You will find Tables 5.5 and 5.6 from the textbook.  They are slightly modified so that Kepler's constant can be determined more easily.  In Table 5.5 there are two extra columns with no data; "Orbital Period (years)," and "Kepler’s Constant (y²/AU³)."  It is your job to fill these columns with the correct data so that Kepler's constant can be determined.  Since Kepler's constant uses units of Earth years, the orbital periods must be converted to years.  To do this, divide the orbital period of the planet (in days) by the number of days in an Earth year (365.25).  Enter the value in the next column titled "Orbital Period (years)."  If you are familiar with the spreadsheet's capability of entering formulas, you might wish to have the spreadsheet do the calculation for you.

• Click on cell G5.
• Enter the formula "=POWER(D5,2) / POWER(F5,3)", then press enter. (Note: Do not include the quotation marks.) This formula takes the period (cell D5), squares it, then divides it by the orbital radius (cell F5) cubed.

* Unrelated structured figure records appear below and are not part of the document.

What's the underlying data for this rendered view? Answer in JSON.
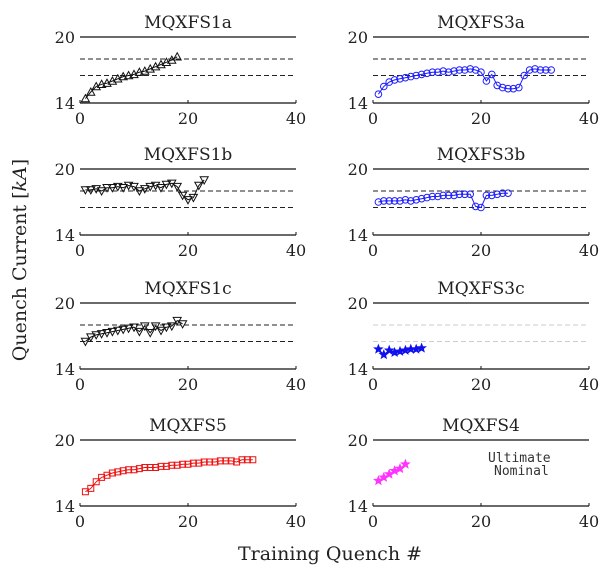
{
  "figure": {
    "xlabel": "Training Quench #",
    "ylabel": "Quench Current [kA]",
    "ylabel_main": "Quench Current ",
    "ylabel_unit": "kA"
  },
  "legend": {
    "items": [
      "Ultimate",
      "Nominal"
    ]
  },
  "chart_data": [
    {
      "type": "line",
      "title": "MQXFS1a",
      "xlim": [
        0,
        40
      ],
      "ylim": [
        14,
        20
      ],
      "xticks": [
        0,
        20,
        40
      ],
      "yticks": [
        14,
        20
      ],
      "ultimate": 18.0,
      "nominal": 16.5,
      "marker": "triangle-up",
      "color": "#111111",
      "series": [
        {
          "x": [
            1,
            2,
            3,
            4,
            5,
            6,
            7,
            8,
            9,
            10,
            11,
            12,
            13,
            14,
            15,
            16,
            17,
            18
          ],
          "values": [
            14.4,
            15.0,
            15.5,
            15.7,
            15.8,
            16.0,
            16.2,
            16.4,
            16.5,
            16.6,
            16.8,
            16.9,
            17.1,
            17.3,
            17.5,
            17.7,
            17.9,
            18.2
          ]
        }
      ]
    },
    {
      "type": "line",
      "title": "MQXFS3a",
      "xlim": [
        0,
        40
      ],
      "ylim": [
        14,
        20
      ],
      "xticks": [
        0,
        20,
        40
      ],
      "yticks": [
        14,
        20
      ],
      "ultimate": 18.0,
      "nominal": 16.5,
      "marker": "circle",
      "color": "#1f1fff",
      "series": [
        {
          "x": [
            1,
            2,
            3,
            4,
            5,
            6,
            7,
            8,
            9,
            10,
            11,
            12,
            13,
            14,
            15,
            16,
            17,
            18,
            19,
            20,
            21,
            22,
            23,
            24,
            25,
            26,
            27,
            28,
            29,
            30,
            31,
            32,
            33
          ],
          "values": [
            14.8,
            15.5,
            15.9,
            16.1,
            16.2,
            16.3,
            16.4,
            16.5,
            16.6,
            16.7,
            16.8,
            16.8,
            16.9,
            16.8,
            16.9,
            17.0,
            17.0,
            17.1,
            17.0,
            16.8,
            16.0,
            16.6,
            15.6,
            15.4,
            15.3,
            15.3,
            15.4,
            16.5,
            17.0,
            17.1,
            17.0,
            17.0,
            17.0
          ]
        }
      ]
    },
    {
      "type": "line",
      "title": "MQXFS1b",
      "xlim": [
        0,
        40
      ],
      "ylim": [
        14,
        20
      ],
      "xticks": [
        0,
        20,
        40
      ],
      "yticks": [
        14,
        20
      ],
      "ultimate": 18.0,
      "nominal": 16.5,
      "marker": "triangle-down",
      "color": "#111111",
      "series": [
        {
          "x": [
            1,
            2,
            3,
            4,
            5,
            6,
            7,
            8,
            9,
            10,
            11,
            12,
            13,
            14,
            15,
            16,
            17,
            18,
            19,
            20,
            21,
            22,
            23
          ],
          "values": [
            18.1,
            18.1,
            18.2,
            18.0,
            18.3,
            18.3,
            18.4,
            18.3,
            18.5,
            18.4,
            18.0,
            18.2,
            18.4,
            18.5,
            18.3,
            18.6,
            18.7,
            18.4,
            17.6,
            17.2,
            17.4,
            18.5,
            19.0
          ]
        }
      ]
    },
    {
      "type": "line",
      "title": "MQXFS3b",
      "xlim": [
        0,
        40
      ],
      "ylim": [
        14,
        20
      ],
      "xticks": [
        0,
        20,
        40
      ],
      "yticks": [
        14,
        20
      ],
      "ultimate": 18.0,
      "nominal": 16.5,
      "marker": "circle",
      "color": "#1f1fff",
      "series": [
        {
          "x": [
            1,
            2,
            3,
            4,
            5,
            6,
            7,
            8,
            9,
            10,
            11,
            12,
            13,
            14,
            15,
            16,
            17,
            18,
            19,
            20,
            21,
            22,
            23,
            24,
            25
          ],
          "values": [
            17.0,
            17.1,
            17.1,
            17.1,
            17.1,
            17.2,
            17.1,
            17.2,
            17.3,
            17.4,
            17.5,
            17.5,
            17.6,
            17.6,
            17.6,
            17.7,
            17.7,
            17.7,
            16.6,
            16.5,
            17.6,
            17.6,
            17.7,
            17.8,
            17.8
          ]
        }
      ]
    },
    {
      "type": "line",
      "title": "MQXFS1c",
      "xlim": [
        0,
        40
      ],
      "ylim": [
        14,
        20
      ],
      "xticks": [
        0,
        20,
        40
      ],
      "yticks": [
        14,
        20
      ],
      "ultimate": 18.0,
      "nominal": 16.5,
      "marker": "triangle-down",
      "color": "#111111",
      "series": [
        {
          "x": [
            1,
            2,
            3,
            4,
            5,
            6,
            7,
            8,
            9,
            10,
            11,
            12,
            13,
            14,
            15,
            16,
            17,
            18,
            19
          ],
          "values": [
            16.5,
            16.9,
            17.1,
            17.2,
            17.3,
            17.4,
            17.5,
            17.6,
            17.7,
            17.8,
            17.4,
            17.9,
            17.3,
            17.9,
            17.5,
            17.8,
            17.9,
            18.4,
            18.1
          ]
        }
      ]
    },
    {
      "type": "line",
      "title": "MQXFS3c",
      "xlim": [
        0,
        40
      ],
      "ylim": [
        14,
        20
      ],
      "xticks": [
        0,
        20,
        40
      ],
      "yticks": [
        14,
        20
      ],
      "ultimate": 18.0,
      "nominal": 16.5,
      "marker": "star",
      "color": "#1010ee",
      "guide_color": "#cccccc",
      "series": [
        {
          "x": [
            1,
            2,
            3,
            4,
            5,
            6,
            7,
            8,
            9
          ],
          "values": [
            15.8,
            15.3,
            15.7,
            15.5,
            15.6,
            15.7,
            15.8,
            15.8,
            15.9
          ]
        }
      ]
    },
    {
      "type": "line",
      "title": "MQXFS5",
      "xlim": [
        0,
        40
      ],
      "ylim": [
        14,
        20
      ],
      "xticks": [
        0,
        20,
        40
      ],
      "yticks": [
        14,
        20
      ],
      "marker": "square",
      "color": "#ee1111",
      "series": [
        {
          "x": [
            1,
            2,
            3,
            4,
            5,
            6,
            7,
            8,
            9,
            10,
            11,
            12,
            13,
            14,
            15,
            16,
            17,
            18,
            19,
            20,
            21,
            22,
            23,
            24,
            25,
            26,
            27,
            28,
            29,
            30,
            31,
            32
          ],
          "values": [
            15.3,
            15.6,
            16.2,
            16.6,
            16.8,
            17.0,
            17.1,
            17.2,
            17.3,
            17.3,
            17.4,
            17.5,
            17.5,
            17.5,
            17.6,
            17.6,
            17.7,
            17.7,
            17.8,
            17.8,
            17.9,
            17.9,
            18.0,
            18.0,
            18.0,
            18.1,
            18.1,
            18.1,
            18.0,
            18.2,
            18.2,
            18.2
          ]
        }
      ]
    },
    {
      "type": "line",
      "title": "MQXFS4",
      "xlim": [
        0,
        40
      ],
      "ylim": [
        14,
        20
      ],
      "xticks": [
        0,
        20,
        40
      ],
      "yticks": [
        14,
        20
      ],
      "marker": "star",
      "color": "#ff33ff",
      "series": [
        {
          "x": [
            1,
            2,
            3,
            4,
            5,
            6
          ],
          "values": [
            16.3,
            16.6,
            16.9,
            17.2,
            17.4,
            17.8
          ]
        }
      ]
    }
  ]
}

• Click on cell G5 again and drag the cursor to cell G17.  Select the "Fill > Down" feature from the "Edit" menu. This will copy the formula you just created to all the cells in this column and perform the calculation of Kepler's constant for each celestial object.

• Click on cell M5.
• Enter the formula "=POWER(K5,2) / POWER(L5,3)", then press enter. (Note: Do not include the quotation marks.) This formula determines Kepler’s constant for the moons of Jupiter using their period and orbital radii.
• Click on cell M5 again and drag the cursor to cell M8.  Select the "Fill > Down" feature from the "Edit" menu. This will copy the formula you just created to all the cells in this column and perform the calculation of Kepler's constant for each moon.